Nackthafer (Spelzenloser Hafer)
Diese dreschen sich frei von der Spelze und hinterlassen ein nacktes Korn, geschätzt sowohl als Futter als auch als Lebensmittel.
Mischkultur
Hafer macht sich besonders neben langsam startenden Leguminosen bezahlt, wo er die jungen Pflanzen begleitet und sich dann zurückzieht, sobald sich die Jahreszeit wendet.
Gute Nachbarn
Ackererbse: Hafer dient als Ammenpflanze und liefert rasch unkrautunterdrückende Deckung und Halt, während sich der langsamere Hülsenfrüchtler etabliert.
Klee: Hafer schützt den jungen Klee als Ammenpflanze, unterdrückt Unkraut und nimmt überschüssige Nährstoffe auf, bevor er im Winter abfriert und der Leguminose Platz macht.
Zottelwicke: Hafer, der langsam anwachsender Wicke beigemischt wird, verbessert das Überleben der Leguminose und bietet eine Bodendeckung, die in vielen Regionen über Winter abfriert.
Vermehrung
Hafer wächst ausschließlich aus Samen, direkt dort ausgesät, wo er wachsen soll, einfacher kann ein Start kaum sein.
AussaatEinfach
Spätsommer bis früher Herbst oder zeitiger Frühling · Keimt schnell (Keimung bei etwa 3°C); nutzbare Bodendecke in 6 bis 10 Wochen
Hafer wächst ausschließlich aus Samen, den du im Spätsommer bis frühen Herbst oder im zeitigen Frühling direkt im Freien aussäst, es gibt also nichts Kompliziertes zu beachten. Drille ihn mit etwa 65 bis 85 kg pro Hektar, oder streue ihn breitwürfig mit etwa 90 bis 110 kg pro Hektar aus, und bringe den Samen dabei etwa 1 bis 2,5 cm tief ein. Er keimt selbst in kühler Erde bis hinunter auf etwa 3°C und liefert dir in 6 bis 10 Wochen eine nutzbare Bodendecke, genau das macht ihn zu einer so schnellen, verzeihenden, verlässlichen Kultur für den Einstieg.
Mythen
Gründüngungshafer ist eine andere Pflanze als Speisehafer und das als Katzengras verkaufte Hafergras.
Diese Sorge kannst du beiseitelegen. Gründüngungshafer, Futter- und Heuhafer, Körnerhafer und das für Katzen angebaute Gras zum Knabbern sind alle dieselbe Pflanze, Avena sativa. Der einzige Unterschied liegt darin, wie du ihn säst und pflegst.

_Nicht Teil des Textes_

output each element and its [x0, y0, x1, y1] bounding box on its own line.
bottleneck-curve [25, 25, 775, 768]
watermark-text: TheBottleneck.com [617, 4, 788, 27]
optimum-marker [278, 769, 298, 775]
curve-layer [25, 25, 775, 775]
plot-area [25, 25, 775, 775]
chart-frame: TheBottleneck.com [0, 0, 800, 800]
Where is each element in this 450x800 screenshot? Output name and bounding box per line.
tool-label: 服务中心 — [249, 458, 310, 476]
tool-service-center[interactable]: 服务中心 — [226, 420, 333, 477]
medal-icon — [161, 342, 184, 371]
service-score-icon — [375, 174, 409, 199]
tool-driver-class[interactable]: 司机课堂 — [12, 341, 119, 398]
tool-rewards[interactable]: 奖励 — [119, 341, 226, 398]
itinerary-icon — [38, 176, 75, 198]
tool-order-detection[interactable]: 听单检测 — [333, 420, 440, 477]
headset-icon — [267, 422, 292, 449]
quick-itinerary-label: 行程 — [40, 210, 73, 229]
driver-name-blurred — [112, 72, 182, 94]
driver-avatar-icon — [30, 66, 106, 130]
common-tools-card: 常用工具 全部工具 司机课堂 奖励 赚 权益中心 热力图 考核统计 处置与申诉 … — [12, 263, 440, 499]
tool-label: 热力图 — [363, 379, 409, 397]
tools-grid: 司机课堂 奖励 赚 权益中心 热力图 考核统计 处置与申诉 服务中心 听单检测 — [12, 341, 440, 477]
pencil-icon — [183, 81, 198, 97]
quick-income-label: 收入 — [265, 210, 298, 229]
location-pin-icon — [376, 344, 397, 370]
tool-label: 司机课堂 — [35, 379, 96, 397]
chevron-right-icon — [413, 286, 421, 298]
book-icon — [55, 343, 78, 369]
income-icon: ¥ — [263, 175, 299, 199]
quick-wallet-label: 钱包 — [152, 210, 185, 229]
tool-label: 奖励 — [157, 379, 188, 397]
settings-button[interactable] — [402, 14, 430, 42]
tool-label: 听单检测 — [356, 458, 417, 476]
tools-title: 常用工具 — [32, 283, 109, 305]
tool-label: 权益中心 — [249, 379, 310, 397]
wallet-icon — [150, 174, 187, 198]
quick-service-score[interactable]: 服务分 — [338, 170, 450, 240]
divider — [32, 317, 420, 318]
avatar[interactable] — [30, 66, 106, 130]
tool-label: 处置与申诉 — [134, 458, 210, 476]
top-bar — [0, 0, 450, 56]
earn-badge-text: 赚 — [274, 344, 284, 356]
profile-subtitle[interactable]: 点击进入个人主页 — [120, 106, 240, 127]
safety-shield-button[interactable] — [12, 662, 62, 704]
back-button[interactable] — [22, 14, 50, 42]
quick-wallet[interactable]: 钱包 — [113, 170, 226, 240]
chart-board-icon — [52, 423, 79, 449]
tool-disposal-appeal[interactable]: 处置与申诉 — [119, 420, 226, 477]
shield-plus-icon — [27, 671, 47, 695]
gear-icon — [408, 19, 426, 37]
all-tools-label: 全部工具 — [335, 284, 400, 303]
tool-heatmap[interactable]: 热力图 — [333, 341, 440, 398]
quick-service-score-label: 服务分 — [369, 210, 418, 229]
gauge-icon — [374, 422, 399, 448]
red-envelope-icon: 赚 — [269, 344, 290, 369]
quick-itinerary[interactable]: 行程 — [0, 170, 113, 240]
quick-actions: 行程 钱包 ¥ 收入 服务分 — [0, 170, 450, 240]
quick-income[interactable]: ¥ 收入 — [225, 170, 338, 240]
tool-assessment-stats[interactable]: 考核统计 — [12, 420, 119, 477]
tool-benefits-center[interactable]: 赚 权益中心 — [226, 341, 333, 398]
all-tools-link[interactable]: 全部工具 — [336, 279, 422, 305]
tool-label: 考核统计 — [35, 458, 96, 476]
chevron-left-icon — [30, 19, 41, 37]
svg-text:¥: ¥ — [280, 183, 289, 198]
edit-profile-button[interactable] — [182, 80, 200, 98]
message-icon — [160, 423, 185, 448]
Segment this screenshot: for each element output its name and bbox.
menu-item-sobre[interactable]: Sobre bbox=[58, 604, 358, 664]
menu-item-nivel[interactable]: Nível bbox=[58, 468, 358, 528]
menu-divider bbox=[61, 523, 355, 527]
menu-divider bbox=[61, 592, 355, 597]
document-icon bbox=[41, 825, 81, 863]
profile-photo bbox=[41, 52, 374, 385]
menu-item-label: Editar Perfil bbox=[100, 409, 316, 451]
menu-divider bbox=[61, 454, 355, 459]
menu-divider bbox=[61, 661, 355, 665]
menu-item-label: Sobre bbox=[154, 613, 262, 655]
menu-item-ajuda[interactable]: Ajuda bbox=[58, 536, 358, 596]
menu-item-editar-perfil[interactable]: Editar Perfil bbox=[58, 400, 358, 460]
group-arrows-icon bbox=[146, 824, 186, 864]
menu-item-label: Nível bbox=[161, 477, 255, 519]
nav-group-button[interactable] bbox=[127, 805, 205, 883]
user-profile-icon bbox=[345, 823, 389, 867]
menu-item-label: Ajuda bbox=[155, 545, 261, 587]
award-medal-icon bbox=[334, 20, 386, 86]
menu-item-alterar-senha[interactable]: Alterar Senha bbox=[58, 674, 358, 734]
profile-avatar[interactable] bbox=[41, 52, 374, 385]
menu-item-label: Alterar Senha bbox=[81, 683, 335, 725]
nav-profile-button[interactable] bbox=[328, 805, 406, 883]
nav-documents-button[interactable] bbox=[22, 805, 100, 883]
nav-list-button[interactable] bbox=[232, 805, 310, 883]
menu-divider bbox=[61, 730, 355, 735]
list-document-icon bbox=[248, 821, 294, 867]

Hafer friert immer aus und beendet sich von selbst, du musst den Bestand also nie selbst beenden.
Es wäre schön, wenn das immer zuträfe, doch Hafer verschwindet nur dort von selbst, wo die Winter kalt genug werden, etwa in Zone 6 und kälter sowie in weiten Teilen von Zone 7, mit Werten bis in den Bereich um -6°C. In milderen Gegenden übersteht er den Winter und bildet Samen, du wirst den Bestand also vor dem Ährenschieben mähen oder umgraben müssen.